De todas formas, siempre le quedará a López el extrarradio, al que también ha sido fiel. Por ejemplo, con sus incursiones en Vallecas. “Me parece que guarda una gran belleza. Sencillamente porque lo ha hecho el hombre y ahí vive gente. Puede no ser el Partenón, solo un núcleo sin pretensiones, pero bello precisamente por eso, porque lo habitan personas. No se trata de algo decorativo. El pintor no elige las cosas feas, sino el mundo real, la vida, ¿dónde está? Por allí, por esos lugares a los que sigo yendo o por otra zona que he descubierto recientemente y estoy pintando también: se llama La Fortuna, está pasados los Carabancheles, antes de Leganés, otro lugar modesto”. Un distrito con suficiente entidad como para que haya decidido captarlo al milímetro. “Con la fuerza del detalle, que para mí es muy cautivador, el divino detalle del que hablaba Nabokov”. Una filosofía que da lugar a un método que requiere rigor científico de microscopio, aun a riesgo de que le califiquen de hiperrealista… “Sí, vale, no estoy de acuerdo. El hiperrealismo es un movimiento muy concreto. Pero tampoco vas a protestar por esas cosas”.
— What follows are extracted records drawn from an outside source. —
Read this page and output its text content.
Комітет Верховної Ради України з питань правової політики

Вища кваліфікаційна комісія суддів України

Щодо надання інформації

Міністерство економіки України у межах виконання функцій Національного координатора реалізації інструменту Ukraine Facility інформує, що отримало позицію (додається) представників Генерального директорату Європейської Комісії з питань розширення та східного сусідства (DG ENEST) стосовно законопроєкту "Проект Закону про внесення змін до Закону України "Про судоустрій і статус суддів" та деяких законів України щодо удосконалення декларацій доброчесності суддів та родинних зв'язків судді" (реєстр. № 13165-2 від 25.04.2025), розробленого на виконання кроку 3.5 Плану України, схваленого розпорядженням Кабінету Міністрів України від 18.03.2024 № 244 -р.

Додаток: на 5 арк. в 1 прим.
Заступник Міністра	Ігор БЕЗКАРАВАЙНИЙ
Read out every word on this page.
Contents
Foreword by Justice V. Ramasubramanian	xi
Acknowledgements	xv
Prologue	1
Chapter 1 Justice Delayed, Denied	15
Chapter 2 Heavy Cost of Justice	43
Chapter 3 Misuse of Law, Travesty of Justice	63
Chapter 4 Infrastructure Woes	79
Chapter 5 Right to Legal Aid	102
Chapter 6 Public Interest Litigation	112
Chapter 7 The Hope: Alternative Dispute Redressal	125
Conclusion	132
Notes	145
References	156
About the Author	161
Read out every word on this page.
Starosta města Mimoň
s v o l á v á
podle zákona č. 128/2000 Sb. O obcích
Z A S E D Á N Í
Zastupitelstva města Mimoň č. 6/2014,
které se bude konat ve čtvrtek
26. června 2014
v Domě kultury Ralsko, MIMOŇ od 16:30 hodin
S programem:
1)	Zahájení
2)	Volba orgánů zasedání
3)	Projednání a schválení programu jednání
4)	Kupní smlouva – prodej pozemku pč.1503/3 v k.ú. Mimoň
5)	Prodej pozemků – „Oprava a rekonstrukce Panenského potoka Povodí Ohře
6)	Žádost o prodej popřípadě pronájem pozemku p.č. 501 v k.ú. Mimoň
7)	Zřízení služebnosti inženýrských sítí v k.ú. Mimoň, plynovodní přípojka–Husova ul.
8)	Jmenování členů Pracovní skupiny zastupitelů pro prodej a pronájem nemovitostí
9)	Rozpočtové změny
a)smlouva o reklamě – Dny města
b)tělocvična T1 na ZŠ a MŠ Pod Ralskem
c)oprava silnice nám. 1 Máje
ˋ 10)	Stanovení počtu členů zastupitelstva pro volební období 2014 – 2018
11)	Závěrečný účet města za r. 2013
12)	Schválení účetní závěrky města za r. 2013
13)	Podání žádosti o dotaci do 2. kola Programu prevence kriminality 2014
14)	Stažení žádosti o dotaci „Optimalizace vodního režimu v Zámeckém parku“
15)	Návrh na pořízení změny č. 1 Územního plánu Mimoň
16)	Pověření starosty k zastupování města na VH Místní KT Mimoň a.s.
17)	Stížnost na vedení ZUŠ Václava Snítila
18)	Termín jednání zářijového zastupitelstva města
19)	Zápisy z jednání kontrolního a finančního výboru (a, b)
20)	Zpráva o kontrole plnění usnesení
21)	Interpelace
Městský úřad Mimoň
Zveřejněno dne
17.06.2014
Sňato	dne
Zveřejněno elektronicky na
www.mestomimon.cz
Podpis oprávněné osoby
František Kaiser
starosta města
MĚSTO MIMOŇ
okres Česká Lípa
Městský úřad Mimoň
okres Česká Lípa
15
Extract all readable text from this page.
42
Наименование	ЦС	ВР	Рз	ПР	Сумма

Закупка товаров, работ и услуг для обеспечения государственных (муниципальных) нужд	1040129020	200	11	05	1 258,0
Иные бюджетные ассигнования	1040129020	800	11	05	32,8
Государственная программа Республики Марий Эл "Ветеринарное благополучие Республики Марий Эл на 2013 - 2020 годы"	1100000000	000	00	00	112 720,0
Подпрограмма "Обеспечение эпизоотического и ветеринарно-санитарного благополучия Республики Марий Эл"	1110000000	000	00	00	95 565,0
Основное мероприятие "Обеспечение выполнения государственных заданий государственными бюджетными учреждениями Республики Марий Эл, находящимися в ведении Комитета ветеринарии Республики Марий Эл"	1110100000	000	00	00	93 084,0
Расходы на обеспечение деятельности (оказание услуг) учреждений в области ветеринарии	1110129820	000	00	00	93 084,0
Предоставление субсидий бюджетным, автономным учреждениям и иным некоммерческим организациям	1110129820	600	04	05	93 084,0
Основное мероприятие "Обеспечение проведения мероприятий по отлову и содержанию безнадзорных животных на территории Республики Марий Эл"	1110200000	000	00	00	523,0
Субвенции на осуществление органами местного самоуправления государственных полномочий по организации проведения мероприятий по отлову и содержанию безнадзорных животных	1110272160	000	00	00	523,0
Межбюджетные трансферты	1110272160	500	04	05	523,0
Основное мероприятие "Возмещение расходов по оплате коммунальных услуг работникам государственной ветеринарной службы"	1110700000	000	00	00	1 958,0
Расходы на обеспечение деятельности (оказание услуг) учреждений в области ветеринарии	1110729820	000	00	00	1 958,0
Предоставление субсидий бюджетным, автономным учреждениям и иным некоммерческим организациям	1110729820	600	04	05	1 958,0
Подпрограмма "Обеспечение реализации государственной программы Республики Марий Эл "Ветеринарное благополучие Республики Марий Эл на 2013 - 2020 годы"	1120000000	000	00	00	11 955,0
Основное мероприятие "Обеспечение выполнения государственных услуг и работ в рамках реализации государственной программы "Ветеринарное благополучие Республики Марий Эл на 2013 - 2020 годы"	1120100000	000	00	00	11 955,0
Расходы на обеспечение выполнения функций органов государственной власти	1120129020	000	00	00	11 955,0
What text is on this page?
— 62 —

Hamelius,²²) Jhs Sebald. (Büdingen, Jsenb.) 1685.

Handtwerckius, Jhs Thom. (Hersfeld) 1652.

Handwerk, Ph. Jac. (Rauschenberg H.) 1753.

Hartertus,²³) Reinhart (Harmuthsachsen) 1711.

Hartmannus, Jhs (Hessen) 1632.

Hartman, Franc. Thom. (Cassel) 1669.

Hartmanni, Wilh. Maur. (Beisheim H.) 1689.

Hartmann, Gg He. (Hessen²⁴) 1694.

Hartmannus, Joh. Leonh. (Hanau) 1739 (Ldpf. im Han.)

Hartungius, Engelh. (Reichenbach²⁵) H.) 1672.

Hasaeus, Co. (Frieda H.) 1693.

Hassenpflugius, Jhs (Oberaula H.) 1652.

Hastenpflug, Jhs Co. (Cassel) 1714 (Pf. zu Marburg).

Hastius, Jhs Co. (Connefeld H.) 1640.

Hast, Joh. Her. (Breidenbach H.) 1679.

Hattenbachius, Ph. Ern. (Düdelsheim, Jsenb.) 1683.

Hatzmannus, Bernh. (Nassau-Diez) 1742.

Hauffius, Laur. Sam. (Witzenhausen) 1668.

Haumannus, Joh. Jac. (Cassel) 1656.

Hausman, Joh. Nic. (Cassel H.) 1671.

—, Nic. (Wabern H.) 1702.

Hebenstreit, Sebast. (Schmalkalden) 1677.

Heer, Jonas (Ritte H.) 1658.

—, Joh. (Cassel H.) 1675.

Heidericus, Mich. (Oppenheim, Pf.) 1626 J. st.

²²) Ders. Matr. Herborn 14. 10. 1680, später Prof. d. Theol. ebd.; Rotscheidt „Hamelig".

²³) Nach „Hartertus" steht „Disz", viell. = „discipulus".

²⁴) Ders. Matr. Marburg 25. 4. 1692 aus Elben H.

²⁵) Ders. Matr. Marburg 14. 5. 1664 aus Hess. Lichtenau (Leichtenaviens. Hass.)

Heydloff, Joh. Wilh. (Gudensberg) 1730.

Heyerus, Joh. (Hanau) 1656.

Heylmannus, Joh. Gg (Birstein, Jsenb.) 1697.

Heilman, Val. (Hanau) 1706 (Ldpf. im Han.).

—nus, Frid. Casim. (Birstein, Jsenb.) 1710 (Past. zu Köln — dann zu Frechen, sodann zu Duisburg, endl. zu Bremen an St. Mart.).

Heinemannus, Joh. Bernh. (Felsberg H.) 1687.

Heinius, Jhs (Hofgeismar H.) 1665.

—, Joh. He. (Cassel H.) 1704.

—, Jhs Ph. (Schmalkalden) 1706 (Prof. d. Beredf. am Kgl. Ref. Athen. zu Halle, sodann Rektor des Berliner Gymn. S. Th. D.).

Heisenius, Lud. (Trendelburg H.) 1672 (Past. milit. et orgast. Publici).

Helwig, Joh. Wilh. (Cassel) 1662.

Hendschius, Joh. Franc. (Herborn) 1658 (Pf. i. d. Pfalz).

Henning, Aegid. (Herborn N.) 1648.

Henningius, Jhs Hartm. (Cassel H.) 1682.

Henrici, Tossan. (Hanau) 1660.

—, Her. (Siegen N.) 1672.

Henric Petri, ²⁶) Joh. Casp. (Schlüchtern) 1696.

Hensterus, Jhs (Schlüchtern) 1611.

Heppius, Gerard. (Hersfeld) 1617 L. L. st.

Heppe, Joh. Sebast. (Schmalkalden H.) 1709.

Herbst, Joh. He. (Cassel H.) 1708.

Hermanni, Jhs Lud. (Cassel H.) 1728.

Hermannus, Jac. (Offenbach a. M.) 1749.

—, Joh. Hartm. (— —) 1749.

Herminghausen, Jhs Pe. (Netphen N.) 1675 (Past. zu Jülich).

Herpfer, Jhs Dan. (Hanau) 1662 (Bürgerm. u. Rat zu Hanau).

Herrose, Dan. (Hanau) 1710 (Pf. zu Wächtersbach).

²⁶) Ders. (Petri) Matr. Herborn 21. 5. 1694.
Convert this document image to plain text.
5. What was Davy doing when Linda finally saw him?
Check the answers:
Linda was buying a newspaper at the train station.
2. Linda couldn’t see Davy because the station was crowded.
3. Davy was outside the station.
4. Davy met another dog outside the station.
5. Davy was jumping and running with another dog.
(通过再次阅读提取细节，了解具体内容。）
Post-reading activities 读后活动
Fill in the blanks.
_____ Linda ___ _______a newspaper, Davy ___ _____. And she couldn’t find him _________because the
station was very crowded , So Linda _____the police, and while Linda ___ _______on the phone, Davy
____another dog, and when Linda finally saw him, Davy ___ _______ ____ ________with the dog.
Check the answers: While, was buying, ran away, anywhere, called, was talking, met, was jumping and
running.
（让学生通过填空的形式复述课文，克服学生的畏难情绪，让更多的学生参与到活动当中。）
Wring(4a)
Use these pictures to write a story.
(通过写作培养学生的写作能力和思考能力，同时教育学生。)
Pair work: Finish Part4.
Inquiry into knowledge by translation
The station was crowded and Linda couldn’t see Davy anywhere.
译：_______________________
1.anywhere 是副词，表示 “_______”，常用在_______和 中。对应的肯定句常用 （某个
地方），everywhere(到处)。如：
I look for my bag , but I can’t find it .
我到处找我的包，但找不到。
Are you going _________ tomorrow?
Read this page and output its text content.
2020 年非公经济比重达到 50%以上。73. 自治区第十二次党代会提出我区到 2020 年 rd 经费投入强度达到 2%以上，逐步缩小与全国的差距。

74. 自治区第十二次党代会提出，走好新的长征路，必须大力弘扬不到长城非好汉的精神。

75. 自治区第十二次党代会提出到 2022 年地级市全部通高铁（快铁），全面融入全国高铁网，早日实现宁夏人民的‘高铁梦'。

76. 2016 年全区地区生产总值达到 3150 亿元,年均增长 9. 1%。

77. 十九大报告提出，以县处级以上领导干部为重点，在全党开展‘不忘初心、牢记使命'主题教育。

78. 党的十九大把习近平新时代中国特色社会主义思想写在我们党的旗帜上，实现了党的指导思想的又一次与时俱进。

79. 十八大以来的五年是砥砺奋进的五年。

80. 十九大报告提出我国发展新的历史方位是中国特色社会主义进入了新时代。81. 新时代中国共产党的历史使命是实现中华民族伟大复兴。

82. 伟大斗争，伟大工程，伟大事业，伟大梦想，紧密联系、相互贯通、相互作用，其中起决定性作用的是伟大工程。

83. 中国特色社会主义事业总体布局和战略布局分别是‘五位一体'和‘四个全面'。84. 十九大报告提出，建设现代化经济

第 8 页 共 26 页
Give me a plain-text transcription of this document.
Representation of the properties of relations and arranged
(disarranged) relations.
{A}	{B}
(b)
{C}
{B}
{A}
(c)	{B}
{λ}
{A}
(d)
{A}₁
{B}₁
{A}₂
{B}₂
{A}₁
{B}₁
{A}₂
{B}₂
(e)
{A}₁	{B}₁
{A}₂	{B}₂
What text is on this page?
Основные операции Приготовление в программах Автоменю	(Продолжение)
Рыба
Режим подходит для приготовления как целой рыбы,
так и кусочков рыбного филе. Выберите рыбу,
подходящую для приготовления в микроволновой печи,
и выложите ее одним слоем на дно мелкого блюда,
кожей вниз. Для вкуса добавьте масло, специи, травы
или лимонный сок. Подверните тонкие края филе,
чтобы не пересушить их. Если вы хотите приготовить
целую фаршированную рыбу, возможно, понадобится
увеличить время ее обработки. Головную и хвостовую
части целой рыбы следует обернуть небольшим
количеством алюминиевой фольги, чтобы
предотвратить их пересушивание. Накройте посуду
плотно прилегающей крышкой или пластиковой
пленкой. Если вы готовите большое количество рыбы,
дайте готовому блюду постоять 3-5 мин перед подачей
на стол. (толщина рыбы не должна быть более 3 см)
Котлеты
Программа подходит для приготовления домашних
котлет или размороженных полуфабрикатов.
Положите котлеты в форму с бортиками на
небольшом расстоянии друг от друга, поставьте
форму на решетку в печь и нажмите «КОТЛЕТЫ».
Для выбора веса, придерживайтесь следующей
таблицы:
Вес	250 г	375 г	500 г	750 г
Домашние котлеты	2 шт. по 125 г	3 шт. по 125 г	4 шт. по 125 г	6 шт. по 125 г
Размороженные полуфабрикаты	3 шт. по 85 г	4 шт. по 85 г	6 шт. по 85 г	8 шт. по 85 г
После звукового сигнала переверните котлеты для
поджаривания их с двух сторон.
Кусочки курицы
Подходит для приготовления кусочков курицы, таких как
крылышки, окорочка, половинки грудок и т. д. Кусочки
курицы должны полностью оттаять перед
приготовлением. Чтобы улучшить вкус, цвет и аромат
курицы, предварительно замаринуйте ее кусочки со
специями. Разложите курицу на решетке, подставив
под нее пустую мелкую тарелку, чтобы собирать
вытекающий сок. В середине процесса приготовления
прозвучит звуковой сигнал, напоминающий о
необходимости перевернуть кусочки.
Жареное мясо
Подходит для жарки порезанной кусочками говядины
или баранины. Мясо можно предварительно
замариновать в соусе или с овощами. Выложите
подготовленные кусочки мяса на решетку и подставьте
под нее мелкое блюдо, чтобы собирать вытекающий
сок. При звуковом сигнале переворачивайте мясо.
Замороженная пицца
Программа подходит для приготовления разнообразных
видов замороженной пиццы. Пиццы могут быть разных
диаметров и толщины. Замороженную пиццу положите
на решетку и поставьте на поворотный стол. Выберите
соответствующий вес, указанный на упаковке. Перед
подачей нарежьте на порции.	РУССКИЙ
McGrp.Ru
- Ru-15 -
Hacia esos barrios se lanza, consciente de ensalzar un modo de vida en el que pocos se fijan para elevar a categoría de arte y llevarlo como tal un día a los museos: “Madrid está hecho por una sucesión de generaciones, tallado como una gran escultura, por capas. Es un espacio por la supervivencia que no tiene la vanidad de París o Nueva York, y a mí ese tono discreto me gusta, enlaza con la vida, con lo que nos cuenta Baroja en La busca o la obra de Galdós. No ha existido a ese nivel un Galdós de la pintura en Madrid, pienso que se tenía que haber hecho más y antes. Para empezar porque tiene, además, un valor documental muy grande. Pero no ha sido así. Velázquez vivió aquí, pero no se le ocurrió pintar una calle, algo que sí hizo en Roma. ¿Por qué? No lo sé. El caso es que acometió otras cosas muy bien y ya está: no hay que pedirle tanto. Goya apuntó detalles en ese sentido, pero tampoco Madrid fue su gran tema”.
Habla de dos artistas que retrataron en su día la corte. A él también le encargaron un cuadro de la familia real que anda ya colgado en palacio. “Una obra así, si no te la encargan, no la empiezas”. Tuvo su controversia. El tiempo que tardó en rematarlo: algo más de 20 años. Se lo pidió Patrimonio Real en 1993 y lo entregó en 2014. “Lo dejaba, lo cogía, cuando tardas tanto, te alejas del cuadro largas temporadas… Si no lo veía claro, lo abandonaba. Luego me llamaban para interesarse. Pero se portaron muy bien. Me dejaron a mi ritmo. No me decían nada, pero se interesaban. Lo llevaba al palacio, lo traía aquí, ha sido la pintura que más he movido de un lado a otro y finalmente lo terminé allí, donde está expuesto”.
No se libra de polémicas terrenales, pero tampoco celestiales. Como otro encargo que le hizo la Iglesia para la catedral de Burgos. Tres puertas que está a punto de rematar y que ha sido la primera obra de arte sacro que ha firmado en su vida. “Cuando las acabemos, las enviaremos allá. No sé si voy a ir yo, una vez entregadas, que hagan lo que quieran. Lo que pretendo es dejarlas bien. Para mí es el primer trabajo explícitamente religioso que he realizado y me ha gustado, claro. En esas puertas creo que anda disuelta toda mi obra. El fondo de mi sensibilidad y mi espiritualidad está ahí, pero también en todo lo que hago”.
Ha sido un reto consciente de que quedará para siempre cuando sabe que el arte religioso vive una profunda crisis desde hace tres siglos: “Simplemente porque creemos muchísimo menos que quienes hicieron Notre Dame, con los demonios arriba, en las terrazas, mirando París, y eso influye en todo… El arte religioso es el arte total, todos los talentos han sido convocados por él, en la arquitectura, la escultura, la pintura, la música, la literatura. El gran tema ha sido Dios, y los dioses, el principal motivo. Ahora nos hemos quedado en el cuarto de baño y no pasa nada porque prima la individualidad del artista a la hora de elegir lo que hace, y eso es una ventaja también”.